Etwas benklich sind aber, und darauf weisen Sie ganz zu recht hin, jüngere Tendenzen auch eher wirtschaftswissenschaftlich geprägte Programm unter der falschen Flagge des jur. Masterstudiums - etwa als sogenannte wirtschaftsrechtliche Programme - laufen zu lassen, die auch Wirtschaftswissenschaftlern einen jur. Abschluß auf Masterniveau versprechen, indem sie als Eingangsvoraussetzung einen MBA oder dergl. oder gar einen wirtschaftswissenschaftlichen Bachelorabschluß akzeptieren, gleichwohl aber einen LL.M. verleihen. Bei diesen - gottseidank bisher nur vereinzelt aufgetretenen - Fällen liegt zumeist schlicht eine Fehlleistung der Akkreditierungagentur vor. Grundsätzlich darf diese solche interdisziplinär orientierten Masterstudiengänge zwar akkreditieren, sie muß dabei aber darauf achten, daß der am Ende verliehene Abschluß auch jeweils mit der Eingangsqualifikation korrespondiert oder aber die etwaig fehlenden Kenntnisse vermittelt werden (was nur sehr schwer zu leisten ist). Wer also als Betriebswirt hieran teilnimmt darf i.d.R. zwar einen MBA oder dergl., womöglich mit einer Spezialisierungsangabe ,Wirtschaftsrecht' , aber keinen originären jur. Abschluß wie Master of Laws erhalten. Den vorgenannten Fehlentwicklungen, die es im übrigen auch im Ingenieursbereich gibt, wird derzeit versucht, im Akkreditierungsrat, der ja wiederum die Akkreditierungsagenturen zertifiziert (also zuläßt) und staatlicher Aufsicht unterliegt straff entgegenzuwirken, was dieses Problem hoffentlich alsbald löst.
Auf einen m.E.n. sehr positiven Seiteneffekt möchte ich aber noch hinweisen: Nach meiner Erfahrung fördern die durch das vorerwähnte Bologna System möglich gewordenen jur. Masterstudiengänge, in denen sich oftmals sowohl klassisch ausgebildete Juristen, wie auch Patentanwälte (als Fachjuristen) wiederfinden, das gegenseitige Verständnis ganz enorm und tragen so zu einer erheblichen Veminderung, wenn nicht sogar zu einem völligen Verschwinden der gegenseitigen Ressentiments von Patentanwälten einerseits und Rechtsanwältn andererseits bei. Sitzt man nämlich ,in einem Boot' zusammen, so schafft dies genau den Teamgeist den man benötigt und lernt dabei von der (vermeintlich) anderen Seite, was einem selbst fehlt! Auch entwickelt man - wenn man selbst auf dem ursprünglich fremden Gebiet etwas etwas Eigenständiges leisten muß - den Respekt vor diesem ursprünglich anderen Fach und neigt hernach nicht mehr dazu, es ungerechtfertigt herabzusetzen, wie dies gelegentlicht immer wieder - auch in diesem Forum hier - gerne geschieht!

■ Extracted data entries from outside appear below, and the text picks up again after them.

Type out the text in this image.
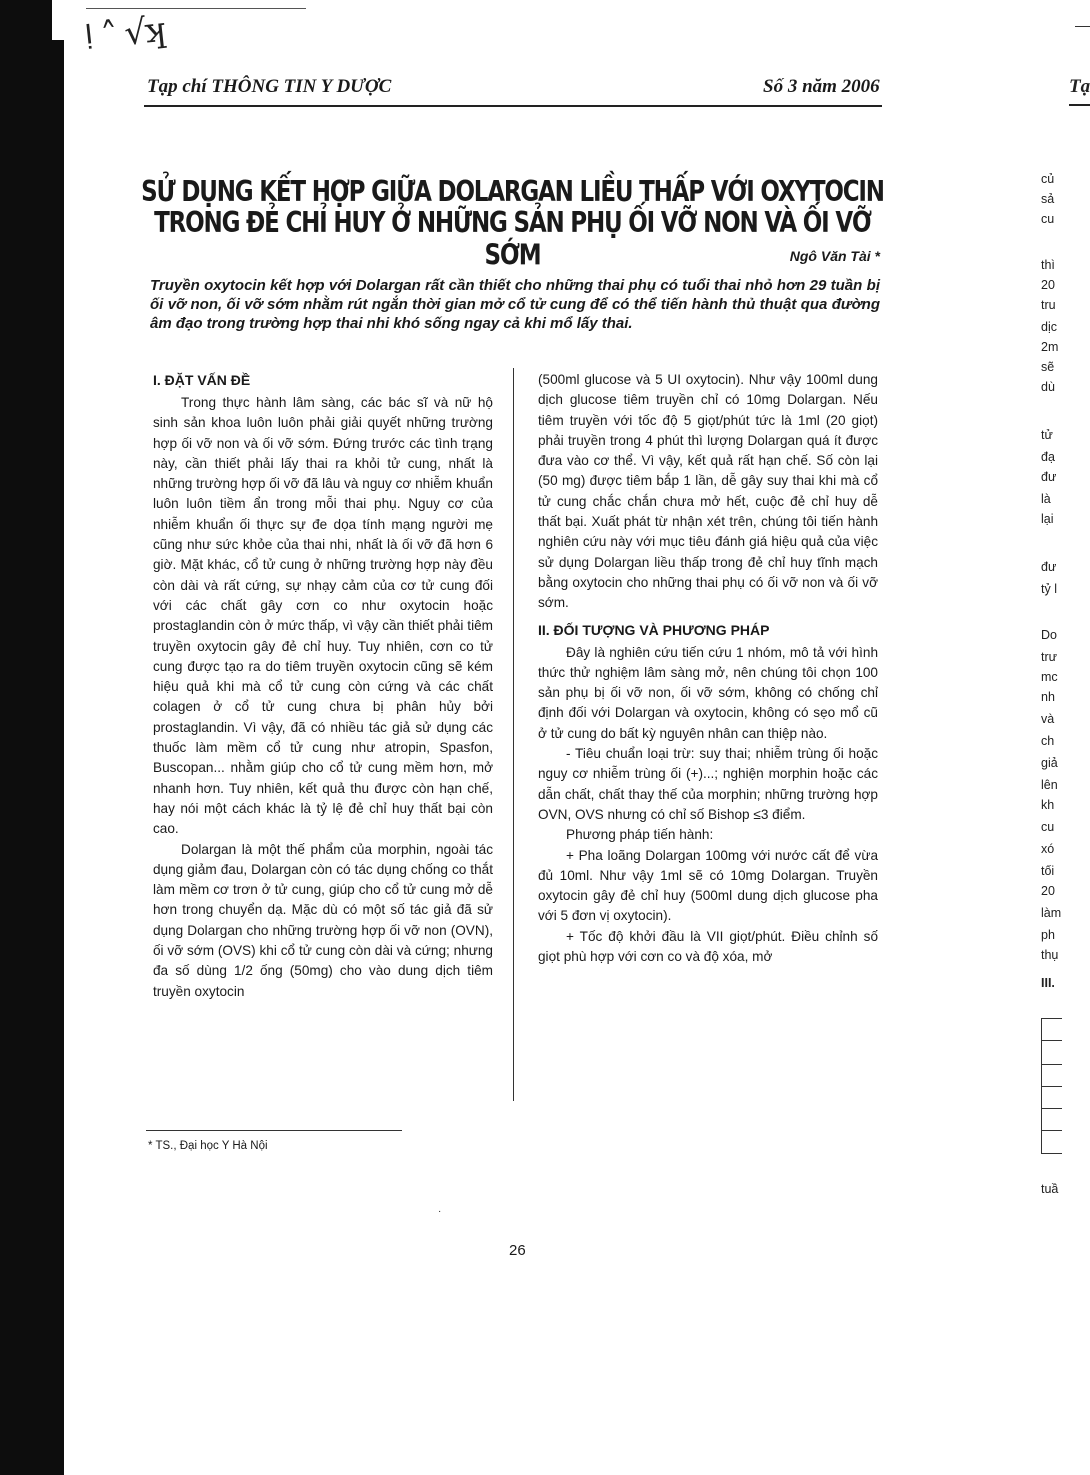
ǃ ˄ √ʞ
Tạp chí THÔNG TIN Y DƯỢC	Số 3 năm 2006
SỬ DỤNG KẾT HỢP GIỮA DOLARGAN LIỀU THẤP VỚI OXYTOCIN
TRONG ĐẺ CHỈ HUY Ở NHỮNG SẢN PHỤ ỐI VỠ NON VÀ ỐI VỠ SỚM	Ngô Văn Tài *

Truyền oxytocin kết hợp với Dolargan rất cần thiết cho những thai phụ có tuổi thai nhỏ hơn 29 tuần bị ối vỡ non, ối vỡ sớm nhằm rút ngắn thời gian mở cổ tử cung để có thể tiến hành thủ thuật qua đường âm đạo trong trường hợp thai nhi khó sống ngay cả khi mổ lấy thai.

I. ĐẶT VẤN ĐỀ

Trong thực hành lâm sàng, các bác sĩ và nữ hộ sinh sản khoa luôn luôn phải giải quyết những trường hợp ối vỡ non và ối vỡ sớm. Đứng trước các tình trạng này, cần thiết phải lấy thai ra khỏi tử cung, nhất là những trường hợp ối vỡ đã lâu và nguy cơ nhiễm khuẩn luôn luôn tiềm ẩn trong mỗi thai phụ. Nguy cơ của nhiễm khuẩn ối thực sự đe dọa tính mạng người mẹ cũng như sức khỏe của thai nhi, nhất là ối vỡ đã hơn 6 giờ. Mặt khác, cổ tử cung ở những trường hợp này đều còn dài và rất cứng, sự nhạy cảm của cơ tử cung đối với các chất gây cơn co như oxytocin hoặc prostaglandin còn ở mức thấp, vì vậy cần thiết phải tiêm truyền oxytocin gây đẻ chỉ huy. Tuy nhiên, cơn co tử cung được tạo ra do tiêm truyền oxytocin cũng sẽ kém hiệu quả khi mà cổ tử cung còn cứng và các chất colagen ở cổ tử cung chưa bị phân hủy bởi prostaglandin. Vì vậy, đã có nhiều tác giả sử dụng các thuốc làm mềm cổ tử cung như atropin, Spasfon, Buscopan... nhằm giúp cho cổ tử cung mềm hơn, mở nhanh hơn. Tuy nhiên, kết quả thu được còn hạn chế, hay nói một cách khác là tỷ lệ đẻ chỉ huy thất bại còn cao.

Dolargan là một thế phẩm của morphin, ngoài tác dụng giảm đau, Dolargan còn có tác dụng chống co thắt làm mềm cơ trơn ở tử cung, giúp cho cổ tử cung mở dễ hơn trong chuyển dạ. Mặc dù có một số tác giả đã sử dụng Dolargan cho những trường hợp ối vỡ non (OVN), ối vỡ sớm (OVS) khi cổ tử cung còn dài và cứng; nhưng đa số dùng 1/2 ống (50mg) cho vào dung dịch tiêm truyền oxytocin

(500ml glucose và 5 UI oxytocin). Như vậy 100ml dung dịch glucose tiêm truyền chỉ có 10mg Dolargan. Nếu tiêm truyền với tốc độ 5 giọt/phút tức là 1ml (20 giọt) phải truyền trong 4 phút thì lượng Dolargan quá ít được đưa vào cơ thể. Vì vậy, kết quả rất hạn chế. Số còn lại (50 mg) được tiêm bắp 1 lần, dễ gây suy thai khi mà cổ tử cung chắc chắn chưa mở hết, cuộc đẻ chỉ huy dễ thất bại. Xuất phát từ nhận xét trên, chúng tôi tiến hành nghiên cứu này với mục tiêu đánh giá hiệu quả của việc sử dụng Dolargan liều thấp trong đẻ chỉ huy tĩnh mạch bằng oxytocin cho những thai phụ có ối vỡ non và ối vỡ sớm.

II. ĐỐI TƯỢNG VÀ PHƯƠNG PHÁP

Đây là nghiên cứu tiến cứu 1 nhóm, mô tả với hình thức thử nghiệm lâm sàng mở, nên chúng tôi chọn 100 sản phụ bị ối vỡ non, ối vỡ sớm, không có chống chỉ định đối với Dolargan và oxytocin, không có sẹo mổ cũ ở tử cung do bất kỳ nguyên nhân can thiệp nào.

- Tiêu chuẩn loại trừ: suy thai; nhiễm trùng ối hoặc nguy cơ nhiễm trùng ối (+)...; nghiện morphin hoặc các dẫn chất, chất thay thế của morphin; những trường hợp OVN, OVS nhưng có chỉ số Bishop ≤3 điểm.

Phương pháp tiến hành:

+ Pha loãng Dolargan 100mg với nước cất để vừa đủ 10ml. Như vậy 1ml sẽ có 10mg Dolargan. Truyền oxytocin gây đẻ chỉ huy (500ml dung dịch glucose pha với 5 đơn vị oxytocin).

+ Tốc độ khởi đầu là VII giọt/phút. Điều chỉnh số giọt phù hợp với cơn co và độ xóa, mở

* TS., Đại học Y Hà Nội
·
26
Tạ
củ
sả
cu
thì
20
tru
dịc
2m
sẽ
dù
tử
đạ
đư
là
lại
đư
tỷ l
Do
trư
mc
nh
và
ch
giả
lên
kh
cu
xó
tối
20
làm
ph
thụ
III.
tuầ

Alles in allem stellt also die Voraussetzung nach R. 11 eine Qualifikation dar, die mehr auf einen juristisch methodischen Zugang ausgerichtet ist und - ähnlich wie ja auch Art. 48 (1) UPC-A bei den allgemeinen lawerys - darauf vertraut, daß der solchermaßen tiefgreifender jur. akad. ausgebildete Kandidat hernach entweder über das notwendige Rüstzeug als Prozeßanwalt verfügt oder aber jedenfalls aber zur eigenverantwortlichen Verschaffung der noch notwendigen Kenntnisse in der Lage ist. Eine Annahme, die - wie ich finde - angesichts des Aufwandes, der hinter einem solchen jur. Abchluß steckt, jedenfalls nicht unberechtigt erscheint.
Wer diesen Aufwand nicht treiben will, dem bietet sich alsdann auf der Ebene darunter das ,litigation certificate' als ein spezialisierterer, aber natürlich wissenschaftlich nicht ganz so profunder Ausweg (der Aufwand liegt etwa bei einem Viertel bis einem Drittel) an, der mehr praktisch ausgerichtet ist, gleichwohl aber - etwa beim CEIPI - gewissermaßen als zusätzliches und durchaus berechtigtes ,Schmankerl' auch durch einen entsprechend spezialisierten französischen akademischen Grad ,gekrönt' ist, der so auch als ,Kriegsbemalung' eines Anwalts im Wettbewerb womöglich nützlich sein kann.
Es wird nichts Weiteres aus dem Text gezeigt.